Чтобы хоть как-то развлечься, охранники заставили заключенных играть и петь перед столовой. Так выяснилось, что среди них скрываются неплохие певцы и музыканты, и веселый марш на «лугу» стал нормой.

– Веселей! – приказывал Штенке, притоптывая в такт ногой. – С улыбкой! Радуйтесь, вас здесь спрятали от народного гнева для вашей же защиты! Вашу безопасность блюдем!

Арестанты улыбались и попадали в ноты, и вроде бы все было как надо, но, черт побери, пробивалось что-то странное в этих веселых и бравурных маршах, неприятное, печальное.
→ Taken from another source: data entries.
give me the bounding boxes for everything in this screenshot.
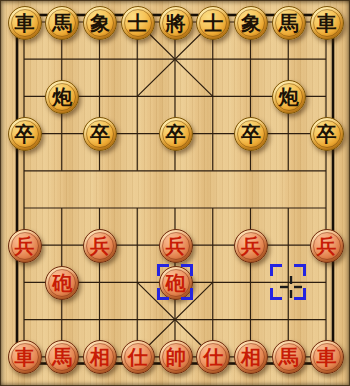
piece-black-soldier[interactable]: 卒 — [234, 117, 268, 151]
piece-black-chariot[interactable]: 車 — [310, 6, 344, 40]
piece-black-cannon[interactable]: 炮 — [272, 80, 306, 114]
piece-red-general[interactable]: 帥 — [159, 340, 193, 374]
piece-black-chariot[interactable]: 車 — [8, 6, 42, 40]
piece-black-soldier[interactable]: 卒 — [159, 117, 193, 151]
piece-black-elephant[interactable]: 象 — [83, 6, 117, 40]
piece-black-soldier[interactable]: 卒 — [83, 117, 117, 151]
piece-black-advisor[interactable]: 士 — [196, 6, 230, 40]
piece-red-horse[interactable]: 馬 — [272, 340, 306, 374]
piece-black-soldier[interactable]: 卒 — [8, 117, 42, 151]
piece-black-horse[interactable]: 馬 — [272, 6, 306, 40]
piece-black-advisor[interactable]: 士 — [121, 6, 155, 40]
piece-red-advisor[interactable]: 仕 — [121, 340, 155, 374]
piece-red-soldier[interactable]: 兵 — [234, 229, 268, 263]
piece-red-soldier[interactable]: 兵 — [83, 229, 117, 263]
board-grid — [0, 0, 350, 386]
piece-black-horse[interactable]: 馬 — [45, 6, 79, 40]
piece-red-chariot[interactable]: 車 — [8, 340, 42, 374]
piece-red-cannon[interactable]: 砲 — [159, 266, 193, 300]
piece-black-elephant[interactable]: 象 — [234, 6, 268, 40]
xiangqi-board: 車馬象士將士象馬車炮炮卒卒卒卒卒兵兵兵兵兵砲砲車馬相仕帥仕相馬車 — [0, 0, 350, 386]
piece-black-general[interactable]: 將 — [159, 6, 193, 40]
piece-red-soldier[interactable]: 兵 — [159, 229, 193, 263]
piece-red-soldier[interactable]: 兵 — [8, 229, 42, 263]
piece-red-soldier[interactable]: 兵 — [310, 229, 344, 263]
piece-red-cannon[interactable]: 砲 — [45, 266, 79, 300]
piece-red-chariot[interactable]: 車 — [310, 340, 344, 374]
piece-black-soldier[interactable]: 卒 — [310, 117, 344, 151]
piece-black-cannon[interactable]: 炮 — [45, 80, 79, 114]
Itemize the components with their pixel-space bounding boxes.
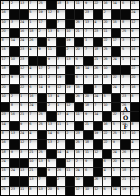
letter-cell-r11c9[interactable]: 26 — [75, 94, 83, 102]
letter-cell-r20c12[interactable]: 3 — [103, 177, 111, 185]
letter-cell-r16c10[interactable]: 18 — [84, 140, 92, 148]
letter-cell-r6c14[interactable]: 5 — [121, 47, 129, 55]
letter-cell-r3c9[interactable]: 26 — [75, 20, 83, 28]
letter-cell-r19c1[interactable]: 15 — [1, 168, 9, 176]
letter-cell-r14c3[interactable]: 9 — [20, 122, 28, 130]
letter-cell-r13c2[interactable]: 16 — [10, 112, 18, 120]
cell-clue-number: 4 — [2, 1, 4, 5]
letter-cell-r10c15[interactable]: 16 — [131, 85, 139, 93]
letter-cell-r17c2[interactable]: 9 — [10, 150, 18, 158]
letter-cell-r2c1[interactable]: 16 — [1, 10, 9, 18]
letter-cell-r1c9[interactable]: 11 — [75, 1, 83, 9]
letter-cell-r11c15[interactable]: 6 — [131, 94, 139, 102]
given-letter: O — [121, 115, 129, 121]
letter-cell-r9c2[interactable]: 9 — [10, 75, 18, 83]
letter-cell-r5c6[interactable]: 6 — [47, 38, 55, 46]
letter-cell-r3c12[interactable]: 20 — [103, 20, 111, 28]
cell-clue-number: 15 — [113, 20, 117, 24]
letter-cell-r8c4[interactable]: 4 — [29, 66, 37, 74]
letter-cell-r5c15[interactable]: 12 — [131, 38, 139, 46]
letter-cell-r9c3[interactable]: 25 — [20, 75, 28, 83]
letter-cell-r10c4[interactable]: 6 — [29, 85, 37, 93]
letter-cell-r17c5[interactable]: 25 — [38, 150, 46, 158]
letter-cell-r10c7[interactable]: 12 — [57, 85, 65, 93]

Особым развлечением стали арии во время наказаний. Если певцы своим пением не заглушали крики наказываемых, то потом занимали их место. Во время ударов палкой одуревшие от ужаса хористы брали особенно высокие ноты, чтобы перекрыть визг боли. В такие моменты фальшивили они знатно, но была в том пении какая-то изюминка. Ни до, ни после мне не доводилось слышать столь страстных и эмоциональных арий.

Спустя некоторое время наконец и Дахау получил разрешение формировать рабочие команды из евреев. И тогда Карл предложил гениальную идею – совместить их концерты с работами. Особенно впечатляюще это выглядело в командах, которые таскали телеги с цементом. Заключенные впрягались в хомуты и оглобли, сделанные из веревок и балок, и тащили телегу, на которой была навалена огромная гора мешков с цементом, – и пели…

– Расцепили зубы! Веселее! – не унимался Штенке. – Я помогу, чтобы наряднее шло.

И подошва его сапога тут же отпечаталась на робе одного из арестантов в первом ряду. Нога у того подломилась, и вся конструкция опасно покачнулась.

– Держать, собаки! – выплюнул слова Штенке.